Mesmo com o aviso de Mavka, Caelestis ainda tem coragem de estalar a língua, revirando os olhos como uma criança birrenta.
Então, quando Falena pergunta sobre a irmã, e a serpente a ignora, apenas para encarar a deusa com uma mistura de cautela e desdém, as mãos albinas se fecham ao redor do pescoço de Caelestis, e em uma fração de segundo Falena está em cima dela, rosnando no ouvido da cobra que não move um músculo diante da ameaça.
— Acha... que isso me assusta? — O ar parece escapar de seus pulmões em uma carruagem de metal. — Me mate, e o que sei sobre a guerra morre comigo. Pense duas vezes antes de quebrar meu pescoço, garota. Você estará me fazendo um favor.
— O que aconteceu com a minha irmã? — ruge Falena.
O resto de nós se limita a trocar olhares desesperados, enquanto as duas pisam em um teto de vidro com Mavka fingindo não perceber o conflito. Penso que, se Falena matar Caelestis neste exato momento, a jovem dourada irá apenas revirar os olhos e dar um jeito de extrair as informações do cadáver.
Mas Mavka acredita em segundas chances, e talvez seja isso o que a faz tocar o ombro de minha amiga com os dedos de ouro, trancando a raiva dentro do corpo esguio como fez no dia em que Caelestis chegou.
— Última chance — alerta ela. — Você disse que não podia voltar, porém se recusou a ser lida por mim. Respeitei suas vontades, até agora, mas se não colaborar e abrir a boca, vou ser obrigada a extrair suas memórias com minhas próprias mãos.
Caelestis se encolhe conforme Falena sai de cima dela tremendo de ódio, lutando para alcançar a fúria dentro do corpo magricelo, arranhando a casca da ferida com unhas e dentes. Ela esfrega os pontos em que Falena a tocou – o pescoço, os braços, um pouco da clavícula –, de uma forma precisa demais para ser casual. Só então ligo os pontos.
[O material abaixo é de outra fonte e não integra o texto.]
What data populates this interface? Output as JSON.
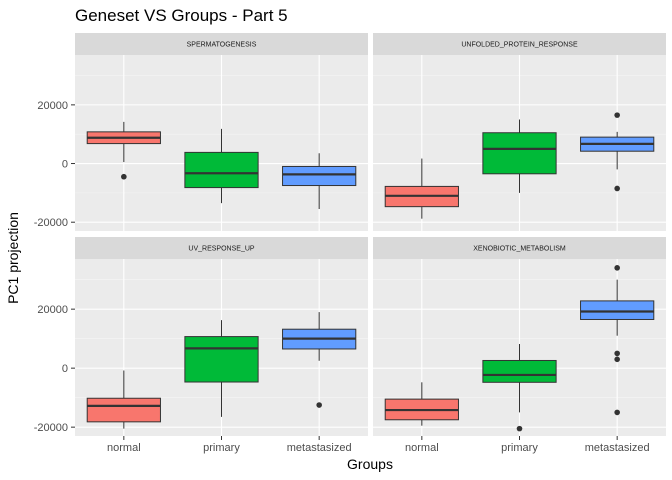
{
  "title": "Geneset VS Groups - Part 5",
  "xlabel": "Groups",
  "ylabel": "PC1 projection",
  "chart_data": {
    "type": "boxplot",
    "title": "Geneset VS Groups - Part 5",
    "xlabel": "Groups",
    "ylabel": "PC1 projection",
    "categories": [
      "normal",
      "primary",
      "metastasized"
    ],
    "colors": {
      "normal": "#F8766D",
      "primary": "#00BA38",
      "metastasized": "#619CFF"
    },
    "y_ticks": [
      -20000,
      0,
      20000
    ],
    "y_tick_labels": [
      "-20000",
      "0",
      "20000"
    ],
    "ylim": [
      -23000,
      37000
    ],
    "facet_rows": 2,
    "facet_cols": 2,
    "panels": [
      {
        "name": "SPERMATOGENESIS",
        "boxes": [
          {
            "group": "normal",
            "lower": 500,
            "q1": 6800,
            "median": 8800,
            "q3": 10800,
            "upper": 14200,
            "outliers": [
              -4500
            ]
          },
          {
            "group": "primary",
            "lower": -13500,
            "q1": -8200,
            "median": -3300,
            "q3": 3800,
            "upper": 11800,
            "outliers": []
          },
          {
            "group": "metastasized",
            "lower": -15500,
            "q1": -7500,
            "median": -3700,
            "q3": -1000,
            "upper": 3500,
            "outliers": []
          }
        ]
      },
      {
        "name": "UNFOLDED_PROTEIN_RESPONSE",
        "boxes": [
          {
            "group": "normal",
            "lower": -18800,
            "q1": -14700,
            "median": -11000,
            "q3": -7800,
            "upper": 1700,
            "outliers": []
          },
          {
            "group": "primary",
            "lower": -10000,
            "q1": -3500,
            "median": 5000,
            "q3": 10500,
            "upper": 15000,
            "outliers": []
          },
          {
            "group": "metastasized",
            "lower": -2000,
            "q1": 4200,
            "median": 6700,
            "q3": 9000,
            "upper": 10800,
            "outliers": [
              16500,
              -8500
            ]
          }
        ]
      },
      {
        "name": "UV_RESPONSE_UP",
        "boxes": [
          {
            "group": "normal",
            "lower": -20500,
            "q1": -18200,
            "median": -12800,
            "q3": -10200,
            "upper": -800,
            "outliers": []
          },
          {
            "group": "primary",
            "lower": -16500,
            "q1": -4700,
            "median": 6700,
            "q3": 10700,
            "upper": 16300,
            "outliers": []
          },
          {
            "group": "metastasized",
            "lower": 2500,
            "q1": 6500,
            "median": 10000,
            "q3": 13200,
            "upper": 19000,
            "outliers": [
              -12500
            ]
          }
        ]
      },
      {
        "name": "XENOBIOTIC_METABOLISM",
        "boxes": [
          {
            "group": "normal",
            "lower": -19500,
            "q1": -17500,
            "median": -14200,
            "q3": -10500,
            "upper": -4800,
            "outliers": []
          },
          {
            "group": "primary",
            "lower": -15000,
            "q1": -4800,
            "median": -2300,
            "q3": 2600,
            "upper": 8200,
            "outliers": [
              -20500
            ]
          },
          {
            "group": "metastasized",
            "lower": 11000,
            "q1": 16500,
            "median": 19200,
            "q3": 22800,
            "upper": 30000,
            "outliers": [
              34000,
              5000,
              3000,
              -15000
            ]
          }
        ]
      }
    ]
  }
}
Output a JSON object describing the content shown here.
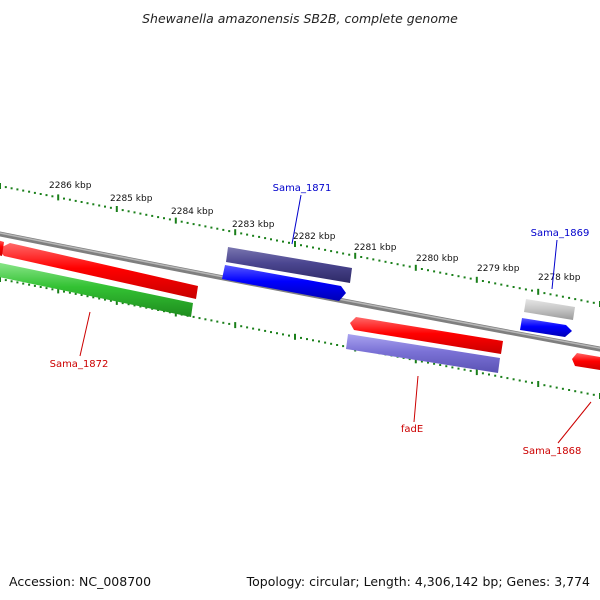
{
  "title": "Shewanella amazonensis SB2B, complete genome",
  "footer": {
    "accession": "Accession: NC_008700",
    "summary": "Topology: circular; Length: 4,306,142 bp; Genes: 3,774"
  },
  "colors": {
    "backbone": "#808080",
    "forward_cds": "#0000ff",
    "reverse_cds": "#ff0000",
    "ruler_dots": "#1a7f1a",
    "label_blue": "#0000cc",
    "label_red": "#cc0000"
  },
  "ruler_ticks": [
    "2286 kbp",
    "2285 kbp",
    "2284 kbp",
    "2283 kbp",
    "2282 kbp",
    "2281 kbp",
    "2280 kbp",
    "2279 kbp",
    "2278 kbp"
  ],
  "genes": {
    "sama_1871": "Sama_1871",
    "sama_1869": "Sama_1869",
    "sama_1872": "Sama_1872",
    "fade": "fadE",
    "sama_1868": "Sama_1868"
  }
}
Caelestis foi torturada por meses, depois de ter sido queimada viva. As cicatrizes não mentem. Apesar de estar sendo curada aos poucos, ainda há buracos profundos em sua pele, desenhos feitos pela ponta de uma lâmina nos braços e nas pernas. As asas... destruídas.
Não. Mesmo que o fogo tenha dilacerado boa parte das asas, já se passaram meses.
Me lembro de ter cuidado de uma andorinha, em uma das viagens que fiz com meu pai em busca de plantas raras. Eu encontrei o pássaro no chão, à beira da morte com uma das asas quase sem penas e sangrando. Meu pai disse que o autor da tragédia havia sido um gato selvagem, pelas marcas deixadas na carne exposta, mas também porque os felinos vagavam por aquela área normalmente.
Não me recordo de como ele fez, mas no final do dia o pássaro estava enfaixado com bandagens que levávamos em um quite de primeiros socorros, cortadas em pedaços menores para que servissem na asa destruída. Eu cuidei da ave com a ajuda de Hollis nos dias que se seguiram, apesar dos esforços de meu pai para me convencer de que sacrificá-la era a coisa a certa a se fazer. A andorinha morreu antes de ter a chance de voar novamente, mas isso não importa agora.
Eu vi aquela asa massacrada se recuperar aos poucos. Penas novas surgiram, raquíticas e frágeis como o vento que torturava a ave com a lembrança de seus vôos. Eram muito pequenas, mas já eram alguma coisa.
Caelestis não as tem. Ela voltou sem uma mísera pluma.
Sei que há um abismo de diferença entre uma andorinha e uma mulher alada, e um maior ainda entre ser atacada por um gato selvagem e ser queimada viva. Mas considerando que Caelestis não é exatamente normal, deveriam haver algumas penas, mesmo que somente alguns poucos fiapos distorcidos despontando da pele ao redor dos ossos quebrados sob as camadas de curativos.
E o modo como ela não gosta de ser tocada é um aviso por si próprio.
— Como fizeram? — A pergunta não é acompanhada por qualquer sentimento de piedade, apenas a curiosidade fria como metal.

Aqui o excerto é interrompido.